If your bookshelf, (or Aunt Karen’s) is looking a a tad too hetero for your liking, this list can help queer things up this holiday season: EIGHTY books over the past decade that center queer, lesbian, and bisexual voices. You’re going to need a lot of gift wrap. Go ahead, give the gift of queer cheer for the Aunt Karen in your life.
The NYC LGBT Historic Sites Project has added the homes of artist Georgia O’Keefe and author Patricia Highsmith to its ongoing registry. 48 Grove St was where Highsmith lived during her time as a student at Barnard; she featured the area in two of her books.

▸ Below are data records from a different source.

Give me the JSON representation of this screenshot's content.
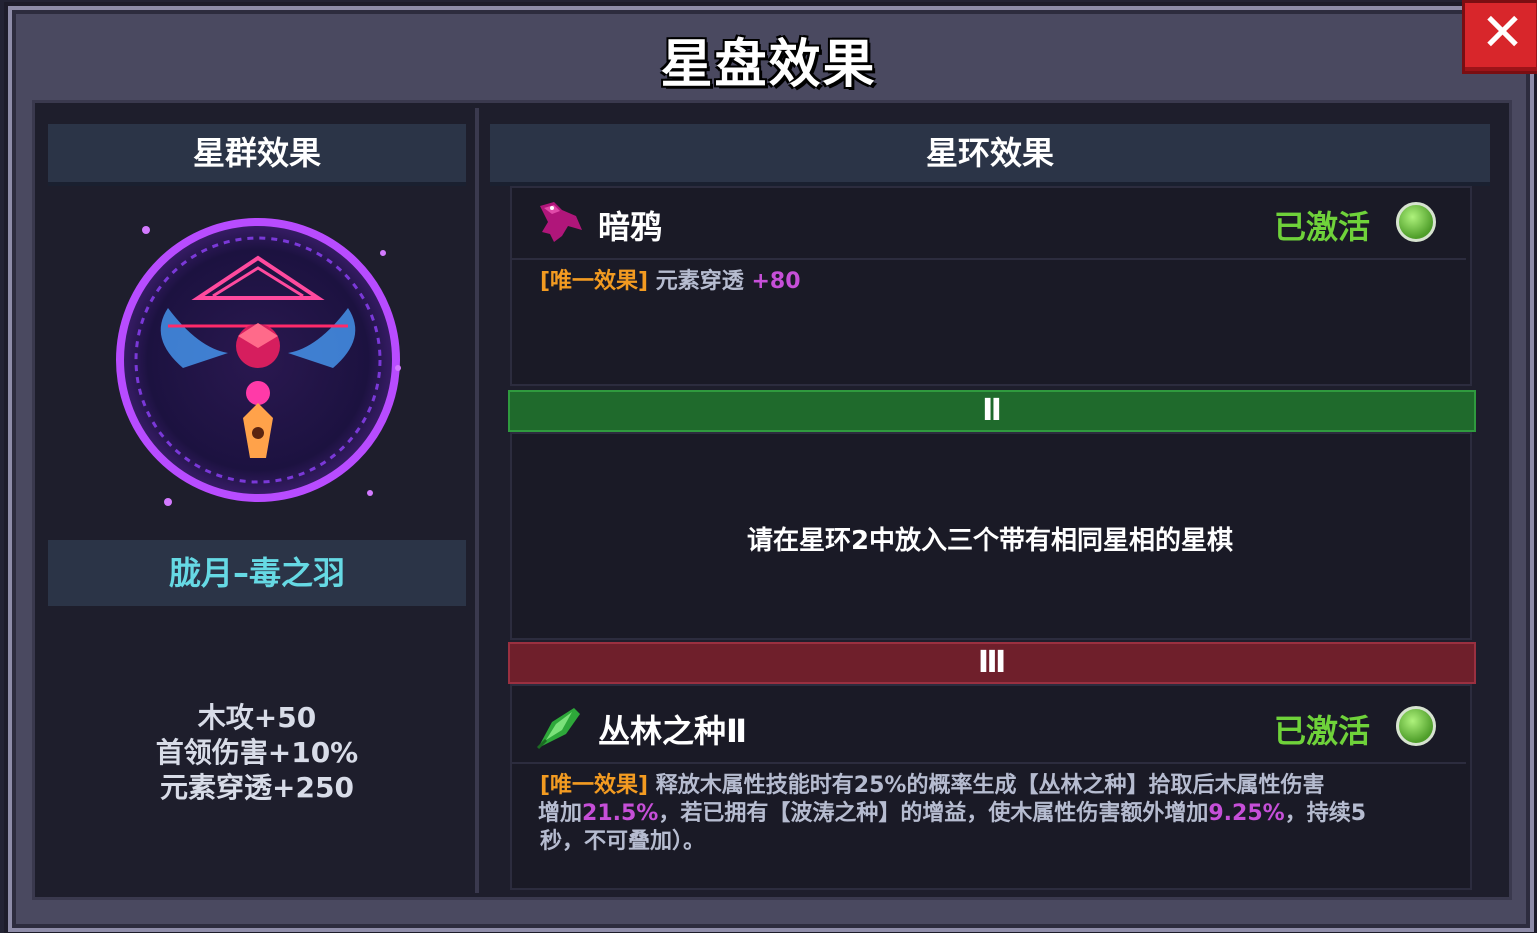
{
  "window": {
    "title": "星盘效果"
  },
  "left": {
    "header": "星群效果",
    "constellation_name": "胧月–毒之羽",
    "stats": [
      "木攻+50",
      "首领伤害+10%",
      "元素穿透+250"
    ]
  },
  "right": {
    "header": "星环效果",
    "ring1": {
      "name": "暗鸦",
      "status": "已激活",
      "icon": "crow-icon",
      "desc": {
        "tag": "[唯一效果]",
        "text": "元素穿透 ",
        "value": "+80"
      }
    },
    "ring2": {
      "label": "Ⅱ",
      "requirement": "请在星环2中放入三个带有相同星相的星棋"
    },
    "ring3": {
      "label": "Ⅲ",
      "name": "丛林之种Ⅱ",
      "status": "已激活",
      "icon": "leaf-crystal-icon",
      "desc": {
        "tag": "[唯一效果]",
        "line1": "释放木属性技能时有25%的概率生成【丛林之种】拾取后木属性伤害",
        "line2_pre": "增加",
        "line2_val1": "21.5%",
        "line2_mid": "，若已拥有【波涛之种】的增益，使木属性伤害额外增加",
        "line2_val2": "9.25%",
        "line2_post": "，持续5",
        "line3": "秒，不可叠加）。"
      }
    }
  },
  "colors": {
    "active": "#6fd23a",
    "highlight": "#c64fd8",
    "tag": "#f39b21",
    "ring2_bar": "#1f6a2c",
    "ring3_bar": "#6f1f2b"
  },
  "close": {
    "icon": "close-icon",
    "label": "✕"
  }
}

I’ve recently introduced myself with Lambda Literary award winning Rabih Alameddine’s work, (better late than never, I know) and one of the first things I thought was, “this writer, and his characters, thinks many things in the world are trite.” Well, this recent article by Literary Hub confirms my notion. Who needs the “best” books when you can read the oddest books?
Donja R. Love, a Princess Grace award winning playwright whose previous theater work includes Sugar in Our Wounds and Fireflies, is reminding us that HIV remains a critical issue in the Black gay community, and that concern shouldn’t fall just when white numbers do. His latest, and more experimental play, One in Two is running in rep at The New Group with stellar reviews. Click here for tickets and info!
But is it really a Lambda Literary news post if Bernadine Evaristo doesn’t make an appearance? You can’t blame us: the masterful Girl, Woman, Other has turned a British literary giant into a beloved world author whose work is deserving of cross-continental attention. This Vanity Fair interview might offer some insight into why every subway ride features at least somebody reading the book.
Have you heard of Book Riot‘s “Read Harder” challenge? Check out this list of must-read debut books by queer authors.
inQluded is an online literary journal and workshop/events series based in New York City that serves as a platform for Black and Indigenous young queer, trans and intersex writers. Read up on inQluded’s founder, medina, and new mentorship initiatives coming up. Submit yourself, or refer an artist friend!
In recent years, the Black Southern experience has finally, and most necessarily, hit the mainstream. Here, scholar and poet Malcolm Tariq opens up about his recent book of poetry Heed the Hollow. Perhaps one of Dr. Tariq’s most striking artistic moves is his unflinching examination of the history of Anti-Black Southern violence that pulsates within his theme of queer erotics.
I had visited the lynching memorial in Alabama. There’s this part of the memorial where they write out like the reasons why certain people were lynched. I was doing research for the poem and I came across this book. The reports in the book… there’s something very erotic about these reports. It seems like people were getting off on describing the lynchings. Now, I’m trying to think more about how I write certain things that depict violence but where it isn’t shown, because of how some people love to see Black pain.